For the next three months its crew will be working alongside a team of campaigners, photographers, film-makers, scientists and journalists from across the globe to build the case for the world’s largest protected area: an Antarctic Ocean Sanctuary.
The Antarctic is home to an abundance of wildlife. Whales, penguins and colossal squid are just a few of the many animals that call it home. And it’s not just important to animals – the health of our oceans sustains our planet, and provides billions of people with their livelihoods. But threats from overfishing, plastic pollution and climate change mean we urgently need a network of sanctuaries across the world to keep our oceans healthy.
And this year, we have the chance to create the world’s largest sanctuary. Which is why we’re taking to the seas.
From exploring previously unseen parts of the seabed, to documenting the impact of climate change and the fishing industry on penguin colonies, this promises to be a journey like no other.

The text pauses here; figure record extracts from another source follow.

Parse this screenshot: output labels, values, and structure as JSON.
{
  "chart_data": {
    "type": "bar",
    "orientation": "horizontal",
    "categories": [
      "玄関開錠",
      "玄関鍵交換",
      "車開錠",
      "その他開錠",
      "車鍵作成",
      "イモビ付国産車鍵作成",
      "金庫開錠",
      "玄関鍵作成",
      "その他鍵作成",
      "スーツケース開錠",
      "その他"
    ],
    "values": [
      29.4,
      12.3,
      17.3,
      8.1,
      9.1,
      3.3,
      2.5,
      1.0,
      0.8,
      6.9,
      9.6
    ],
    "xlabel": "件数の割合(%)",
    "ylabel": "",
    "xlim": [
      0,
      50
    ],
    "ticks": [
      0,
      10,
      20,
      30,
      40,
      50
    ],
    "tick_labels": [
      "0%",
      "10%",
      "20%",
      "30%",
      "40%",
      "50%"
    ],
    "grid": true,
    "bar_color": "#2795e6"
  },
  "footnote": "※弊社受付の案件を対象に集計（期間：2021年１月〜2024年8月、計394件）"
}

We’ll be bringing the charismatic wildlife of the Antarctic closer to you than ever before and introduce you to the passionate scientists spending their lives trying to protect it. Because this year, we need you to join them.
Time is ticking to protect the Antarctic
I think it’s fair to say most of us work well to a deadline. Something about having a due date helps focus the mind and gets the creative juices going. Well, we have a new deadline: October 2018.
In just over nine months’ time the Tasmania-based Antarctic Ocean Commission meets to discuss whether or not to make history and create the world’s largest protected area. We have until then to convince the members of this Commission to put aside their differences and create a safe haven for emperor penguins, blue whales, colossal squid and many other Antarctic animals.
We have nine months to show leaders across the world how important it is to protect the ocean at a larger scale than ever before – for the wildlife that calls it home, for the sake of preventing the worst impacts of climate change and for the livelihoods of more than half of the planet, who depend on the ocean for their food.
The case for protecting our oceans has never been stronger, with new science emerging every day about how healthy oceans are vital for our future.
There are leaders representing 24 countries, including Australia, and the EU meeting to make this decision. So in the coming months we’ll be sending them a clear message: the journey to protect our blue planet begins in the Antarctic.
Help make history
It might be just a small team heading south, but you can make it one of millions. You can help amplify our voice and persuade politicians across the globe to work together for the oceans.
As we work with scientists to discover new habitats on the Antarctic seabed, as we bear witness to the fishing boats competing against penguins and whales for the krill they feed on – it is your support that is going to be what makes politicians listen.
As the Arctic Sunrise set sail, I’ll be the first to admit it was a little daunting – not just the prospect of three months sailing in one of the wildest parts of the planet, but also the challenge of getting so many governments to agree with each other!
We’re aiming high because we have to – from the smallest creatures on earth to the largest, we need healthy oceans for the future of life on earth. Right now we have the opportunity to protect an area of the Antarctic Ocean that is six times the size of Italy. We need to do everything we can to seize it.